Yang perlu dikhawatirkan persepsi yang berbeda dalam mengartikan saalah satu pasal dalam peraturan perundangan-undang keuangan daerah yang menjadi acuan tentang pertanggungjawaban keuangan, dimana dinyatakan bahwa”
“ Pejabat yang menanda tangani dan atau mengesahkan dokumen yang berkaitan dengan surat bukti yang menjadi dasar penerimaan dan/ pengeluaran atas pelaksanaan APBD bertanggungjawab atas kebenaran materil dan akibat yang timbul dari penggunaan surat bukti tersebut”
Nah yang bermasalah bukan kebenaran surat bukti seperti yang dimaksud dalam pasal tersebut. Tapi sisa uang yang tidak dikembalikan ke Kas Daerah, Oleh karena kewenangan dan tanggungjawab Atan terbatas pada verifikasi SPM berserta lampirannya yang diterimanya dari SKPD, jika sudah oke tentu segera diterbitkan SP2D. SP2D bukan pula untuk mencair/pengambilan uang, tapi semacam surat perintah pada kas daerah untuk memindahkan sejumlah uang kerekening bendahara/pembantu bendahara SKPD pada Bank yang sama.

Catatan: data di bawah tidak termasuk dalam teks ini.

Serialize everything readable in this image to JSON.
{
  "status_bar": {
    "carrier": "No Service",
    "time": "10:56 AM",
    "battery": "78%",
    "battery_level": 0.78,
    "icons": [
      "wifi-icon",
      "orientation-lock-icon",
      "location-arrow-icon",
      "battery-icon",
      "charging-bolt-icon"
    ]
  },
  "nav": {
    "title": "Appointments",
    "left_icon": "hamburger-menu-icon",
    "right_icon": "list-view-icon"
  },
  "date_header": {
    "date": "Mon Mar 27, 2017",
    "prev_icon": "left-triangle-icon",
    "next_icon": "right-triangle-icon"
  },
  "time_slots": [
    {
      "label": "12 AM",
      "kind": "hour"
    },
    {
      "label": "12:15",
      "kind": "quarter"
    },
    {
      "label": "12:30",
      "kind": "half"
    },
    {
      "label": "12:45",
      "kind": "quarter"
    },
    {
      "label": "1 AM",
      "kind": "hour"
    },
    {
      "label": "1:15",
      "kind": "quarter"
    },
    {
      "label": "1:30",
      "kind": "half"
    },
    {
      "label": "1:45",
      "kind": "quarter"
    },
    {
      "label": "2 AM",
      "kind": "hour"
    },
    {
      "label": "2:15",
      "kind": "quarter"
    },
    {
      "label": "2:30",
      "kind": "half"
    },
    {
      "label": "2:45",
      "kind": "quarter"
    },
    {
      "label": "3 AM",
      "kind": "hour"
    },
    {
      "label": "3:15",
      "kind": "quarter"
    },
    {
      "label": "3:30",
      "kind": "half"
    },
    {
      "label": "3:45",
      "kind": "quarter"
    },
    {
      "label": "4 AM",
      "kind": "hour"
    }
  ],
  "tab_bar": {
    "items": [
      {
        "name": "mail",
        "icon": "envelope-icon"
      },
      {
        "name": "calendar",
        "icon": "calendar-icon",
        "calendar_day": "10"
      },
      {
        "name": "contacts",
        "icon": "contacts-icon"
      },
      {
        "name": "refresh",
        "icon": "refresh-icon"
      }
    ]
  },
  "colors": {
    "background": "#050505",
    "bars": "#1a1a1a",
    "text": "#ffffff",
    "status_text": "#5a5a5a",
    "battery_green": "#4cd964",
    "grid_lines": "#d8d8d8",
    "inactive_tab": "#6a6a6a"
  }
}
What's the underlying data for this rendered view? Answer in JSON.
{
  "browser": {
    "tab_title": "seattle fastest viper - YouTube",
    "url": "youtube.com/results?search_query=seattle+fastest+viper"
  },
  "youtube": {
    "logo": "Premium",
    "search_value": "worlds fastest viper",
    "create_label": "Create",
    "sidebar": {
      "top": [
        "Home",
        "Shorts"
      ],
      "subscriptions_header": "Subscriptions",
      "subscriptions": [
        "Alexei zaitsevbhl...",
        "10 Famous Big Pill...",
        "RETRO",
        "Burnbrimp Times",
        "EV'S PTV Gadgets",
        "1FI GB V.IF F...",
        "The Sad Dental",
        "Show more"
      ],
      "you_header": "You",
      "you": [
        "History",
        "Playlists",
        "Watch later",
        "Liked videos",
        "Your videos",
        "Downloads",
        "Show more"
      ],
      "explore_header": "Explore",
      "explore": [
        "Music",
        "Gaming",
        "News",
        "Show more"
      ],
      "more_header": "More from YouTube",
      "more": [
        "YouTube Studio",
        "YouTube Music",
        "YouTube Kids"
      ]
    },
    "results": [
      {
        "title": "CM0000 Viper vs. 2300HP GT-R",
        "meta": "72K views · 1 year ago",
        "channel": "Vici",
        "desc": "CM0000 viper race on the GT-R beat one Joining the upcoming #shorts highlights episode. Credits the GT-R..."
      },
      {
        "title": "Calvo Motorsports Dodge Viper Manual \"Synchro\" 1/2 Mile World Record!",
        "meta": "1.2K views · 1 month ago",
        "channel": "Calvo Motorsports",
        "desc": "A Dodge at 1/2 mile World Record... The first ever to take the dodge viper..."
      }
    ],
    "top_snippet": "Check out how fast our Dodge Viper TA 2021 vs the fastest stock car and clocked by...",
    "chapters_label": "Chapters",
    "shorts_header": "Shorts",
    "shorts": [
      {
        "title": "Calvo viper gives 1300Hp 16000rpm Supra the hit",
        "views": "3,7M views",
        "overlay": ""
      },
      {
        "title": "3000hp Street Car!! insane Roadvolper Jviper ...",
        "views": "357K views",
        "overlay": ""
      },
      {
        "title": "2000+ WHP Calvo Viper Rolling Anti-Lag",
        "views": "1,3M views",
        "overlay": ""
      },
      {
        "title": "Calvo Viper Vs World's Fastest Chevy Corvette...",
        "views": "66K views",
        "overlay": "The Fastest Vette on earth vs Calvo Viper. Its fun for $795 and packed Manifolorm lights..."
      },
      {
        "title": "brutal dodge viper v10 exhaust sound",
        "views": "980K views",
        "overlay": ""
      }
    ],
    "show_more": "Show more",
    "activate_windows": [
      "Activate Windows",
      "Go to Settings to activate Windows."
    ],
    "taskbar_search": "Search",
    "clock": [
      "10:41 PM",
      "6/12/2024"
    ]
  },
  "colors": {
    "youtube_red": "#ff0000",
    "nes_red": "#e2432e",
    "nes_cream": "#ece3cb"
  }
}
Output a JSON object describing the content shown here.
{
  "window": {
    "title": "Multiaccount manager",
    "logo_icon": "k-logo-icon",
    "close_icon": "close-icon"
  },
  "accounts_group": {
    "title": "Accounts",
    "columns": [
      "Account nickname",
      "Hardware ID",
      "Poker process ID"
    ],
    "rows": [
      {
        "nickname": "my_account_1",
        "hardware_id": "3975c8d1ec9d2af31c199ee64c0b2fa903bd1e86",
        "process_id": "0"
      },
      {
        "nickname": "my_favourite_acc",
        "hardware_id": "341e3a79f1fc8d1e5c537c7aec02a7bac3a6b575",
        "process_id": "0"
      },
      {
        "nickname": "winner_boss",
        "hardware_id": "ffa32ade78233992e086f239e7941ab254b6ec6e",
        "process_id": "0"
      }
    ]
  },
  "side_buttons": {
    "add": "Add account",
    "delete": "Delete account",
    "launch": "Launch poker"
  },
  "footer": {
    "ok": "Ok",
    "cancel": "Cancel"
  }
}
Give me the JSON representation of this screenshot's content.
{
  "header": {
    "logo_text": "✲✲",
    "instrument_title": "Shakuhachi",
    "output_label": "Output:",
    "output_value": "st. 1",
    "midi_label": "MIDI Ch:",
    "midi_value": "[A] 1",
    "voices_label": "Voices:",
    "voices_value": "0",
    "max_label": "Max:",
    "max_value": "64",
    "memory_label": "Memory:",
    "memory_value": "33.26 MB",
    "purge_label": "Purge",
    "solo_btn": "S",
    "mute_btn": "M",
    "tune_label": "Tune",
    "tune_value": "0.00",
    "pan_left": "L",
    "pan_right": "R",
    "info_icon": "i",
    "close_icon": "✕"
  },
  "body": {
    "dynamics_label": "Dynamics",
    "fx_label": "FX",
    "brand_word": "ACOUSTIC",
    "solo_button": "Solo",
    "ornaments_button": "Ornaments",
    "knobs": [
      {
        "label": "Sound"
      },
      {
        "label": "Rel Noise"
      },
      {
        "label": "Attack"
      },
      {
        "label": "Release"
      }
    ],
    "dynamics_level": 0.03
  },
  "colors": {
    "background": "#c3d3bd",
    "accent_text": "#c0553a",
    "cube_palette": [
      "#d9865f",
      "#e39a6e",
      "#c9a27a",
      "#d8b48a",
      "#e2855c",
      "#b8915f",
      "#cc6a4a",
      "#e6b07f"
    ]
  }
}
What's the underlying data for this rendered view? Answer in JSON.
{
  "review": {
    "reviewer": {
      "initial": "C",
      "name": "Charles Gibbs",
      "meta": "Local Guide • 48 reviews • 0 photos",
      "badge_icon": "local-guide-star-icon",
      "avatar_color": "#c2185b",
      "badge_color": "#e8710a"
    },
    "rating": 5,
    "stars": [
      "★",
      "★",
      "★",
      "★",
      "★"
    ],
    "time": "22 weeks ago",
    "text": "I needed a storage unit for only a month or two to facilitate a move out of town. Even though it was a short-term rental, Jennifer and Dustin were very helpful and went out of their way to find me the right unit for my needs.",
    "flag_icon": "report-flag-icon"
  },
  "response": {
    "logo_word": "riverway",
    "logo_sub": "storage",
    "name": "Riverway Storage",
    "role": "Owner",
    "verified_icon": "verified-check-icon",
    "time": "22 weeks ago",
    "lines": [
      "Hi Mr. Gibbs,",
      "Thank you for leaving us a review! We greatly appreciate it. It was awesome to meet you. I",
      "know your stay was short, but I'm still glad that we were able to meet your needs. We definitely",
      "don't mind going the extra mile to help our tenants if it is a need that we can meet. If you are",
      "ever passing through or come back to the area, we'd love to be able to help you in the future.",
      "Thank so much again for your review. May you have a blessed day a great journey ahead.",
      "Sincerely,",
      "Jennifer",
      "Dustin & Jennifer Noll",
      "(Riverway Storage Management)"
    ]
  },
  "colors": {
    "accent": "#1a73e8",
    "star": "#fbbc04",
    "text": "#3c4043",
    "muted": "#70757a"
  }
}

Selanjutnya sudah urusan pengguna anggaran dan bendahara/pembantu bendahara kapan uang ditarik dari rekening dan digunakan untuk apa. Jadi seharua Atan tidak usah terlalu khawatir.
Hanya saja diperlukan penguasaan pengetahuan sistem dan prosedur pengelolaan keuangan serta kecakapan dalam memberi keterangan singkat dan jelas. Bila hanya mengacu pada potongan kalimat “ Pejabat yang menanda tangani atau mengesahkan....dst..dst “ digunakan, bakalan banyak yang “kena” Karena satu transaksi penerimaan dan atau penggunakan anggaran melibatkan banyak orang.
Sampai disini, saya memutuskan untuk menyudahi “ceramah” saya, karena sudah terlihat ada kebosanan atau kelelahan diwajahnya. Mendekati magrib dia pamit. Pelahan saya lepas kepergiannya dengan menggumamkan sebuah lagu lama yang sangat populer di republik yang tercinta ini. Nyayian
Kenape elu, elu delak delok
Mangkenye aye delak delok
Sang Kodok, eh kerak kerok
Percayalah Tan , Allah tidak pernah tidur. Amin.
“ Sang Kodok “
Sang Bango ,hei sang BangoKenape elu, elu delak delok
Mangkenye aye delak delok
Sang Kodok, eh kerak kerok
Sang Kodok eh,eh sang Kodok
Kenapa elu kerak kerok
Mangkenye aye kerak kerok
Orang-orang eh,pada ngorok
Orang-orang eh,eh orang-orang
Kenape elu , eh elu pada ngorok
Mangkenya aye pada ngorok
Mimpi aye eh mimpi si denok
Si denok...ee sidenok, Lah...sudahlah....Percayalah Tan , Allah tidak pernah tidur. Amin.